H2 Le principe : la maladie ne peut pas justifier un licenciement
L’article L. 1132-1 du Code du travail est sans ambiguïté :
« Aucun salarié ne peut être sanctionné, licencié ou faire l’objet d’une mesure discriminatoire, directe ou indirecte […] en raison de […] son état de santé, de sa perte d’autonomie ou de son handicap […]. »
Un licenciement prononcé en raison de l’état de santé est donc nul — et non simplement injustifié. C’est une distinction capitale, sur laquelle nous revenons plus bas : la nullité ouvre droit à une indemnisation qui échappe au plafonnement, et permet de demander la réintégration.
Est ainsi nul le licenciement motivé par une longue maladie alors qu’aucune inaptitude n’a été constatée par le médecin du travail, ou fondé sur le seul classement en invalidité sans que le médecin du travail ait été appelé à se prononcer sur l’aptitude au poste.
H2 L’exception : la perturbation de l’entreprise et votre remplacement
La jurisprudence admet cependant qu’un employeur licencie un salarié absent, à condition de ne pas se fonder sur la maladie elle-même mais sur ses conséquences objectives. Deux conditions doivent alors être réunies, et elles sont cumulatives :
— vos absences — prolongées ou répétées — perturbent le fonctionnement de l’entreprise ;
— cette perturbation contraint l’employeur à vous remplacer définitivement.

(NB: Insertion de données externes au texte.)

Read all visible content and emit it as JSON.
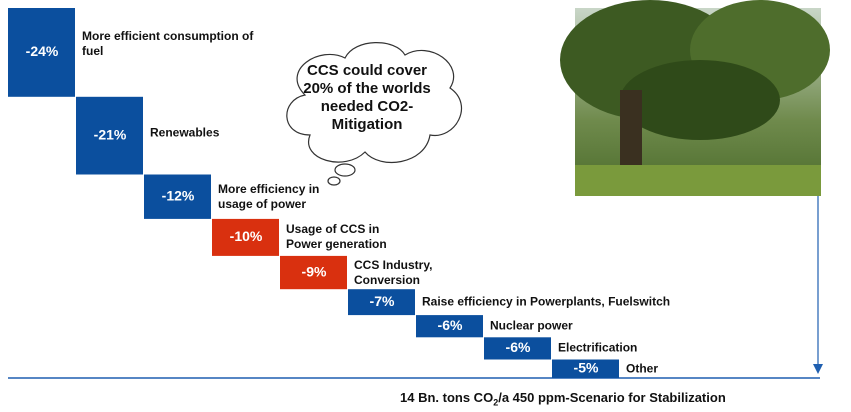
{
  "chart_data": {
    "type": "waterfall",
    "categories": [
      "More efficient consumption of fuel",
      "Renewables",
      "More efficiency in usage of power",
      "Usage of CCS in Power generation",
      "CCS Industry, Conversion",
      "Raise efficiency in Powerplants, Fuelswitch",
      "Nuclear power",
      "Electrification",
      "Other"
    ],
    "values": [
      -24,
      -21,
      -12,
      -10,
      -9,
      -7,
      -6,
      -6,
      -5
    ],
    "value_labels": [
      "-24%",
      "-21%",
      "-12%",
      "-10%",
      "-9%",
      "-7%",
      "-6%",
      "-6%",
      "-5%"
    ],
    "colors": [
      "#0b4f9e",
      "#0b4f9e",
      "#0b4f9e",
      "#d9300f",
      "#d9300f",
      "#0b4f9e",
      "#0b4f9e",
      "#0b4f9e",
      "#0b4f9e"
    ],
    "annotation": "CCS could cover 20% of the worlds needed CO2-Mitigation",
    "footer": [
      "14 Bn. tons CO",
      "2",
      "/a 450 ppm-Scenario for Stabilization"
    ]
  }
}
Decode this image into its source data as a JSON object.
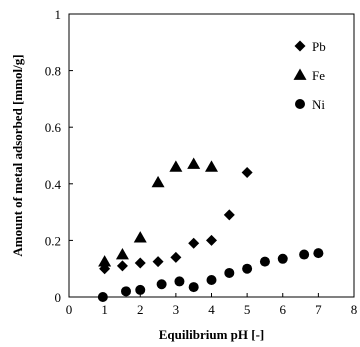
{
  "chart_data": {
    "type": "scatter",
    "title": "",
    "xlabel": "Equilibrium pH [-]",
    "ylabel": "Amount of metal adsorbed [mmol/g]",
    "xlim": [
      0,
      8
    ],
    "ylim": [
      0,
      1
    ],
    "x_ticks": [
      "0",
      "1",
      "2",
      "3",
      "4",
      "5",
      "6",
      "7",
      "8"
    ],
    "y_ticks": [
      "0",
      "0.2",
      "0.4",
      "0.6",
      "0.8",
      "1"
    ],
    "grid": false,
    "legend_position": "top-right",
    "series": [
      {
        "name": "Pb",
        "marker": "diamond",
        "color": "#000000",
        "points": [
          [
            1.0,
            0.1
          ],
          [
            1.5,
            0.11
          ],
          [
            2.0,
            0.12
          ],
          [
            2.5,
            0.125
          ],
          [
            3.0,
            0.14
          ],
          [
            3.5,
            0.19
          ],
          [
            4.0,
            0.2
          ],
          [
            4.5,
            0.29
          ],
          [
            5.0,
            0.44
          ]
        ]
      },
      {
        "name": "Fe",
        "marker": "triangle",
        "color": "#000000",
        "points": [
          [
            1.0,
            0.125
          ],
          [
            1.5,
            0.15
          ],
          [
            2.0,
            0.21
          ],
          [
            2.5,
            0.405
          ],
          [
            3.0,
            0.46
          ],
          [
            3.5,
            0.47
          ],
          [
            4.0,
            0.46
          ]
        ]
      },
      {
        "name": "Ni",
        "marker": "circle",
        "color": "#000000",
        "points": [
          [
            0.95,
            0.0
          ],
          [
            1.6,
            0.02
          ],
          [
            2.0,
            0.025
          ],
          [
            2.6,
            0.045
          ],
          [
            3.1,
            0.055
          ],
          [
            3.5,
            0.035
          ],
          [
            4.0,
            0.06
          ],
          [
            4.5,
            0.085
          ],
          [
            5.0,
            0.1
          ],
          [
            5.5,
            0.125
          ],
          [
            6.0,
            0.135
          ],
          [
            6.6,
            0.15
          ],
          [
            7.0,
            0.155
          ]
        ]
      }
    ]
  }
}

Si l’une des deux manque, le licenciement est sans cause réelle et sérieuse. Et c’est à l’employeur d’en rapporter la preuve, pas à vous de prouver le contraire.
Notez qu’aucune durée ni fréquence d’absence n’est fixée par la loi. Il n’existe pas de seuil au-delà duquel le licenciement deviendrait possible : tout se joue sur les deux conditions ci-dessus, appréciées cas par cas.
H2 Première condition : une perturbation réelle du fonctionnement de l’entreprise
Les juges apprécient concrètement, dossier par dossier. Ils regardent la nature de vos fonctions, la taille de l’entreprise, son organisation, et la possibilité de faire face autrement.
A ainsi été jugé justifié le licenciement d’un conseiller commercial, dès lors que la nature de ses fonctions imposait un apprentissage spécifique des techniques de vente et une formation sur le terrain qui rendaient impossible le recours à l’intérim (Cass. soc., 6 février 2008, n° 06-45.762).
Ce qu’il faut en retenir pour votre dossier : plus votre poste était aisément remplaçable, plus la perturbation est difficile à démontrer. Une entreprise de deux cents salariés qui invoque la désorganisation causée par l’absence d’un employé polyvalent aura beaucoup de mal à convaincre. Les affirmations générales — « votre absence a désorganisé le service » — ne suffisent pas : il faut des éléments.
H2 Seconde condition : un remplacement définitif, en contrat à durée indéterminée
C’est la condition qui fait tomber le plus grand nombre de licenciements, parce que les employeurs la négligent.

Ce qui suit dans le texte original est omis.